Bem antes de a gente ter paralisado nossas atividades em 2008, a gente tocava nas gigs o que chamávamos de Sore Throat sessions, acho que até tem no youtube no canal do Jeferson Pizoni um fragmento ao vivo desta sessions, que incluía além do ST, Napalm Death (que foi gravado no Ep) Terveet Kadet, Hiatus e Black Sabbath (versão Doom) isto seria um lado do Ep, do outro, seria covers de bandas nacionais que não gravaram discos físicos, havia esta cogitação porque a gente estava na pegada, entrosados, etc.

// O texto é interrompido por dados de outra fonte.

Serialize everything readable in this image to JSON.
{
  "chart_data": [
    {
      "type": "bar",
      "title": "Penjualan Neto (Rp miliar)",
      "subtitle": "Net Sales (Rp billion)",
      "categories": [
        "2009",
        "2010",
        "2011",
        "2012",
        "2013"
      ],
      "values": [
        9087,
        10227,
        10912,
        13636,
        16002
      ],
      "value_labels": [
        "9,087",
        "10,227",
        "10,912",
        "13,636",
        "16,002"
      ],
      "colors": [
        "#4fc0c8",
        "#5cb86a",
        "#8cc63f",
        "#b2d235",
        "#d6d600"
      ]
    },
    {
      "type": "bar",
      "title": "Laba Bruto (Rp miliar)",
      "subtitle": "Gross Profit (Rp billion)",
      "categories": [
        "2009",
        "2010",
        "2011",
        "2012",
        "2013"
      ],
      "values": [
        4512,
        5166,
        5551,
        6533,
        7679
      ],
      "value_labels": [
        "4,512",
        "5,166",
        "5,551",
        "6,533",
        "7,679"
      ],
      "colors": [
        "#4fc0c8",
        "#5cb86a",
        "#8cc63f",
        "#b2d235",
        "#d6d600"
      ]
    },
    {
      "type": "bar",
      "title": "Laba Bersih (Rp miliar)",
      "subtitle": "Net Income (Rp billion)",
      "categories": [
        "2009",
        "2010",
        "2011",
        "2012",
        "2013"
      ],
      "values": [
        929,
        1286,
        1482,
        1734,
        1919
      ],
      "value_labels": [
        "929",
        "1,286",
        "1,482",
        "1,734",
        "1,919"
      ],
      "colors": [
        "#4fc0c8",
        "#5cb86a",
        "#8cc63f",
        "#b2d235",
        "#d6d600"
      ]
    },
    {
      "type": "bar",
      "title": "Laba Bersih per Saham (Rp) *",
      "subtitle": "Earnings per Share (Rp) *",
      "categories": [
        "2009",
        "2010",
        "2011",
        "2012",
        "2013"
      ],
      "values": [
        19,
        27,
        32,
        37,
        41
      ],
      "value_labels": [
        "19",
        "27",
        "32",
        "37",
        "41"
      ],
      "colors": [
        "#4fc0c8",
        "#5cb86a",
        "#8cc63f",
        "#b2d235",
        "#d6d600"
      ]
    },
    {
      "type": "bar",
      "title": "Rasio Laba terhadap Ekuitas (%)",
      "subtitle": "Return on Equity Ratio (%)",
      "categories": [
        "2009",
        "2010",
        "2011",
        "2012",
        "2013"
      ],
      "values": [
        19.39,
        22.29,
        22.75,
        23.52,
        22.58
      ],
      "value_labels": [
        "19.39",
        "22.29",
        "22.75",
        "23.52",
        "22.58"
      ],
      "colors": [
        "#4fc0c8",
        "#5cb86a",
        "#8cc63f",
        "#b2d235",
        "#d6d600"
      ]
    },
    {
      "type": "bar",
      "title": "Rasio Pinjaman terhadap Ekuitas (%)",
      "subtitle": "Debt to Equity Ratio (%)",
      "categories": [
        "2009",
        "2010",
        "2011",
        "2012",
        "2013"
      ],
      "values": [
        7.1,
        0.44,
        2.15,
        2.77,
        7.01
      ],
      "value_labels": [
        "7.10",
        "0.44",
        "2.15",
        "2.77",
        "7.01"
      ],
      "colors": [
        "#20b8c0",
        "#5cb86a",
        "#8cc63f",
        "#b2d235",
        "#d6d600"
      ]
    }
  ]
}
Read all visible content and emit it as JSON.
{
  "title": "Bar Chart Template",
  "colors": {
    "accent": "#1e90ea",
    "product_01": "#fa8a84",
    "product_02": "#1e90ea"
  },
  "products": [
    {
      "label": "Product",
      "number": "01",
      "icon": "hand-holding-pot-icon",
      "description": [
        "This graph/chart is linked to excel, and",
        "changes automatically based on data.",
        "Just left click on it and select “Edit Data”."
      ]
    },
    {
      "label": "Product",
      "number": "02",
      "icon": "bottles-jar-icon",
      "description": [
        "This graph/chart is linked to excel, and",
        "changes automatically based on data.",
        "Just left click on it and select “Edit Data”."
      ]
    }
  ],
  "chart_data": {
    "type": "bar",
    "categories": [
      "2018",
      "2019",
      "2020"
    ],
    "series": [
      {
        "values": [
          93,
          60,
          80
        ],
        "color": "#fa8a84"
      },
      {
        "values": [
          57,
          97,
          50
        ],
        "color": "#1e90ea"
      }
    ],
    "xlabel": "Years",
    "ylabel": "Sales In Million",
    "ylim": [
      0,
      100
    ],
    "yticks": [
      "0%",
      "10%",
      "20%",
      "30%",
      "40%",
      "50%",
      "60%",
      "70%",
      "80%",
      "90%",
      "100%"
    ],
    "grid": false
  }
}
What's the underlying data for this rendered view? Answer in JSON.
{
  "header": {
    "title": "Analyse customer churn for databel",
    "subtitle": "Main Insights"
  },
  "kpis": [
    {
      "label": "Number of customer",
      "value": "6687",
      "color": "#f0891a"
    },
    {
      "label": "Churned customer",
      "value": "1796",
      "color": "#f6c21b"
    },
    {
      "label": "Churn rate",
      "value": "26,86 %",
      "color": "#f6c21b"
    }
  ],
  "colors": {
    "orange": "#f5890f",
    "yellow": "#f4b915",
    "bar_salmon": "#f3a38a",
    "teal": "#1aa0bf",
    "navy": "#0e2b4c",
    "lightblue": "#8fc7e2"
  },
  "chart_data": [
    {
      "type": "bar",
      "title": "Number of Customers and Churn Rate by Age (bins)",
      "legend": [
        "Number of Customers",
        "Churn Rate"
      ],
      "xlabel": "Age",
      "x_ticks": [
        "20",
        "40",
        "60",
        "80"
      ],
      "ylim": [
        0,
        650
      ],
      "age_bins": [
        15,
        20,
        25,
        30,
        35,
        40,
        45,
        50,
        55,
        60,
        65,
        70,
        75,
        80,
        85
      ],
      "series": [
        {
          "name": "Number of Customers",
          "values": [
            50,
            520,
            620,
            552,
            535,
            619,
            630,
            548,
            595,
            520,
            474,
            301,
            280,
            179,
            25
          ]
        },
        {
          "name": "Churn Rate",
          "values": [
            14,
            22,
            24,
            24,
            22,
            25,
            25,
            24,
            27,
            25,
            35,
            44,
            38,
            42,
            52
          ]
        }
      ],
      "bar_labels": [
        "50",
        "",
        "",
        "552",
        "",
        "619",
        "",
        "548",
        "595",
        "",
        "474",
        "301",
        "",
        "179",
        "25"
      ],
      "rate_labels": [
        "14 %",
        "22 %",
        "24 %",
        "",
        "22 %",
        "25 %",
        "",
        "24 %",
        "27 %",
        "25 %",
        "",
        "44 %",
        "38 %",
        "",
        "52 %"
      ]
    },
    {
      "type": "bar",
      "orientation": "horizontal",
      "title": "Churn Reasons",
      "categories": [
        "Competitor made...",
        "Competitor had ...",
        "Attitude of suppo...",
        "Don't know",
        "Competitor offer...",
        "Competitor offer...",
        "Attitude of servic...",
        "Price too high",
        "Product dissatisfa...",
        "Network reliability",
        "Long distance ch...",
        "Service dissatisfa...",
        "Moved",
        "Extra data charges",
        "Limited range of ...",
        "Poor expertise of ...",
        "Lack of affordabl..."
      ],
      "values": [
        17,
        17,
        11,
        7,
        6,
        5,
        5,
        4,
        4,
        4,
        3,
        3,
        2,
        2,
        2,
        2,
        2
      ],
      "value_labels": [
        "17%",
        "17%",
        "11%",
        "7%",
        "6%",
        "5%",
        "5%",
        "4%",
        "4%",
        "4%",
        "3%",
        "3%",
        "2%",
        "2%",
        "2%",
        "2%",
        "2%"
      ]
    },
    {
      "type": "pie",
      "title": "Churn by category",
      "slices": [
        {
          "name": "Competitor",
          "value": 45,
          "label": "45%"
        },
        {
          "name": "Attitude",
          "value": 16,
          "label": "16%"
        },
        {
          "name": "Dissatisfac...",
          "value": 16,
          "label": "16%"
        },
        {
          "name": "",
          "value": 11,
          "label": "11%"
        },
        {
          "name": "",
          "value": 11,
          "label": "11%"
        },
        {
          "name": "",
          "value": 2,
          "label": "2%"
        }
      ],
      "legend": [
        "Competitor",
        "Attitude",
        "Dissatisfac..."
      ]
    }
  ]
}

Não sei se isto é relevante no momento, porque quase a gente não se vê, então damos prioridades para músicas autorais, mas sempre comentamos algo sobre tirar um cover, quem sabe…
(FM) Como você é professor e historiador, sou obrigado a perguntar algo: como você analisa o retrocesso cultural, político e intelectual que o Brasil mergulhou nos últimos anos?
É culpa do PT, claro!!!(risos). Brincadeiras a parte, este neofascismo vem crescendo não só no Brasil, é fenômeno mundial, com células em todos os lugares do globo, por que aqui seria diferente? E é diferente
É diferente porque apesar de termos um presidente claramente fascista, “ainda” as bases da democracia mesmo que capenga e cega ainda tentam funcionar com todos os dissabores que penamos e sofremos, temos uma esquerda cirandeira que insiste no nome de Lula que não atinge as expectativas desta classe média que esta ai criada pelo seu governo que se voltou contra eles na forma do antipetismo, o crescimento assustador das igrejas neopentecostais, a volta dos militares em cargos importantes e as milícias fazendo o trabalho sujo virar limpo. Não vejo uma saída pratica, porque a esquerda corre atrás do próprio rabo e em benefício próprio, vivem em uma bolha, esqueceram-se das bases e vamos levar pelo menos 15 anos (se trabalhado as bases) para a esquerda ter uma representatividade no poder novamente, até lá, voltaremos ao nível da pobreza, da miséria e do descaso que tanto assombrou o Brasil durante a ditadura civil e militar no país.
(FM) Meu grande e velho amigo, já falamos demais, hora de você agradece aos leitores do Fanzine MOSH. Obrigado pela sua atenção e, em especial, amizade.
Obrigado pelo espaço nos
cedidos aqui, estou muito grato, e nos vemos se tudo ocorrer bem dentro do protocolo
de segurança em maio no Armageddon Metal Fest!
Até lá, se cuidem e cuidem dos Seus!!!